A difference in strategy

I have developed a specialty niche that utilizes alternative investments which include commodity based assets managed by trend following specialists. Unlike traditional money managers that are dependent on a rising market for sustained positive returns, these specialists utilize their training, technology, and expertise to seek positive returns during rising and declining markets.

The world as I see it 

“When the consequences of a particular outcome would be extremely destructive, one has to hedge, regardless of one’s estimate of the probabilities and no one can know the probabilities with certainty.”
~Blaise Pascal~
Since the second quarter of 2002 I have been convinced that the 18-year bull market was over in 2000 and that a new bear market had begun. Historically, this meant that the stock market had experienced flat or negative returns anywhere from a few years to as many as 26 years (1929-1946). The implications of this possibility were, and are, enormous and very damaging for investor’s portfolios - particularly for retirees.
Recognizing that bear markets are noted for long periods of undulating and disappointing performance required me to reconfigure portfolios accordingly. The problem for investors is they typically do not want to accept the notion that bear markets are as normal as bull markets and that they can last much longer than they either want them to or can afford.
The problem with bear markets is that they tend to fall much faster than they rise and usually do so when the public either does not believe it or won’t accept it. To illustrate the risk involved in ignoring bear market strength and duration, I began to utilize a quote from famed mathematician Blaise Pascal which is stated above.   

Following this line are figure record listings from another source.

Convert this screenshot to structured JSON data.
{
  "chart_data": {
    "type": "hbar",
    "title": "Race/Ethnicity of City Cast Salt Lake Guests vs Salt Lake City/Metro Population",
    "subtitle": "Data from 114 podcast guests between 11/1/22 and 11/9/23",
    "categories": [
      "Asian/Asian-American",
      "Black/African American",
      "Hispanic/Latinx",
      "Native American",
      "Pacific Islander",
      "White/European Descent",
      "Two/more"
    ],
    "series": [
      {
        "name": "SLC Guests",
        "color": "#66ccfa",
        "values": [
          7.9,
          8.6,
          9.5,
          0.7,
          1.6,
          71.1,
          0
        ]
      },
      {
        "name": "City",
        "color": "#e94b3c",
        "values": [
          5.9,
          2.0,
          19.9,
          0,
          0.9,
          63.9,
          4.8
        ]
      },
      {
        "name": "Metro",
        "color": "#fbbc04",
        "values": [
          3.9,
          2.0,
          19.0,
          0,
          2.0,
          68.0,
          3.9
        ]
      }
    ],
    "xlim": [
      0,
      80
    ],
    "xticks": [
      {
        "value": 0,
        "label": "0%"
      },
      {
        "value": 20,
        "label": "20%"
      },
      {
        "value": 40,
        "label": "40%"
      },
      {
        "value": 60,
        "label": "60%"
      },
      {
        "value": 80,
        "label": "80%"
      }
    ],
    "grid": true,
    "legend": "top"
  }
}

It is my opinion that the concepts of performance cycles, risk and volatility are understated by popular theories and that clients who are endlessly waiting for the market to “get better” are missing opportunities to achieve positive performance while the markets are volatile. There are alternatives to investing only in stocks or bonds. These alternatives include investments that are hedged against the possibility of market reversals or, more importantly, are non-correlated from the market where their returns are derived in investments different from stocks and bonds. A frequent objection to these strategies are a fear of “missing the market” when it goes back up. This thought process presumes that will become favorable within a reasonable amount of time and remain that way.
John Maynard Kaynes once stated that “markets can remain illogical longer than you can remain solvent”. I concur with that logic and believe bear markets require a different course of action. The risk of investing in bull or bear markets is the same: When you purchase a stock, three things can happen and two of them are bad (they either go up, stay the same or go down).

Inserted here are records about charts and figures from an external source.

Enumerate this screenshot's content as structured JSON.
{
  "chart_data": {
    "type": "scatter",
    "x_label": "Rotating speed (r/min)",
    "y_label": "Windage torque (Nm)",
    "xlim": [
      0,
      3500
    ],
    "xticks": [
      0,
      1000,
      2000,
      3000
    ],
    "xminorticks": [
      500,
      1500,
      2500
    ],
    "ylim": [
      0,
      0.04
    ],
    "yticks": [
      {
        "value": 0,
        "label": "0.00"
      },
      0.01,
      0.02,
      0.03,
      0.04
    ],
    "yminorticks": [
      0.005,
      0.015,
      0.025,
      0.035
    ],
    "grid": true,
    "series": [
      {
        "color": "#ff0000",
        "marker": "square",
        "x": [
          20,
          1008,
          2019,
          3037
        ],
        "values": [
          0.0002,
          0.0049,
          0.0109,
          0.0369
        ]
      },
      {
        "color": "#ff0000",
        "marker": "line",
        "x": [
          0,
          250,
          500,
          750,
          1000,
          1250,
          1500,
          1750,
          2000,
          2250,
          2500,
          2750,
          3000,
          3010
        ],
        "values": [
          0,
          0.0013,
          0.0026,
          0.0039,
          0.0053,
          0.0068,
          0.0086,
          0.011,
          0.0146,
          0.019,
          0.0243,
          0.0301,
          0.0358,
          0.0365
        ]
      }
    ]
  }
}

In a bull market, strategy and skill can offset the disadvantage. In bear markets, the odds are worse and evidence supports that opinion. The good news is that there are investment disciplines that allow the money manager to make money when the investment goes up in value or goes down. They are available to qualified investors and offer the opportunity to obtain profits while markets are trending up and down.

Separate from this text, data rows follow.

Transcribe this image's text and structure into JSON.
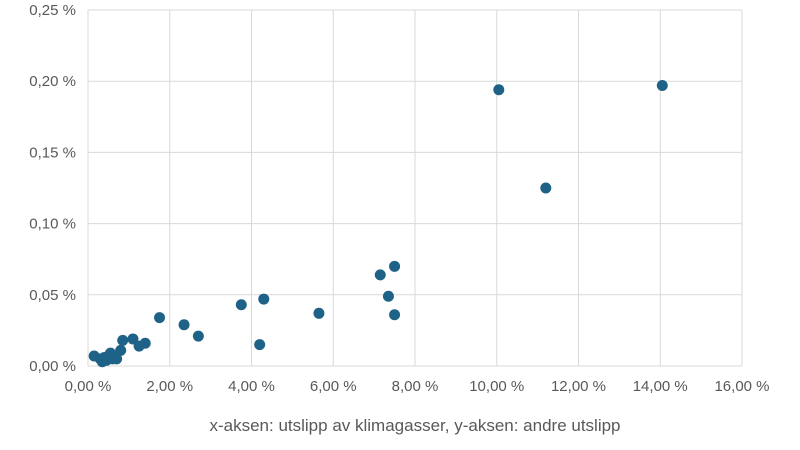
{
  "chart_data": {
    "type": "scatter",
    "title": "",
    "xlabel": "x-aksen: utslipp av klimagasser, y-aksen: andre utslipp",
    "ylabel": "",
    "xlim": [
      0,
      16
    ],
    "ylim": [
      0,
      0.25
    ],
    "x_ticks": [
      "0,00 %",
      "2,00 %",
      "4,00 %",
      "6,00 %",
      "8,00 %",
      "10,00 %",
      "12,00 %",
      "14,00 %",
      "16,00 %"
    ],
    "y_ticks": [
      "0,00 %",
      "0,05 %",
      "0,10 %",
      "0,15 %",
      "0,20 %",
      "0,25 %"
    ],
    "grid": true,
    "legend": "none",
    "marker_color": "#1f6287",
    "series": [
      {
        "points": [
          [
            0.15,
            0.007
          ],
          [
            0.3,
            0.005
          ],
          [
            0.35,
            0.003
          ],
          [
            0.4,
            0.006
          ],
          [
            0.45,
            0.004
          ],
          [
            0.5,
            0.007
          ],
          [
            0.55,
            0.009
          ],
          [
            0.6,
            0.005
          ],
          [
            0.65,
            0.006
          ],
          [
            0.7,
            0.005
          ],
          [
            0.8,
            0.011
          ],
          [
            0.85,
            0.018
          ],
          [
            1.1,
            0.019
          ],
          [
            1.25,
            0.014
          ],
          [
            1.4,
            0.016
          ],
          [
            1.75,
            0.034
          ],
          [
            2.35,
            0.029
          ],
          [
            2.7,
            0.021
          ],
          [
            3.75,
            0.043
          ],
          [
            4.2,
            0.015
          ],
          [
            4.3,
            0.047
          ],
          [
            5.65,
            0.037
          ],
          [
            7.15,
            0.064
          ],
          [
            7.35,
            0.049
          ],
          [
            7.5,
            0.07
          ],
          [
            7.5,
            0.036
          ],
          [
            10.05,
            0.194
          ],
          [
            11.2,
            0.125
          ],
          [
            14.05,
            0.197
          ]
        ]
      }
    ]
  }
}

This trend following style of investing leads me to introduce my second favorite quote taken from Captain Woodrow Call in the western classic Lonesome Dove:
“It’s better to have it and not need it than it is to need it and not have it.”
Sometimes we have to look outside the (style) box to move forward. My procedure of providing investment services is to identify and explain investment risks to clients and then implement the best money management services available to us. It is a dynamic, not static, process and offers the investor a greater array of solutions to investing in a historically very challenging environment.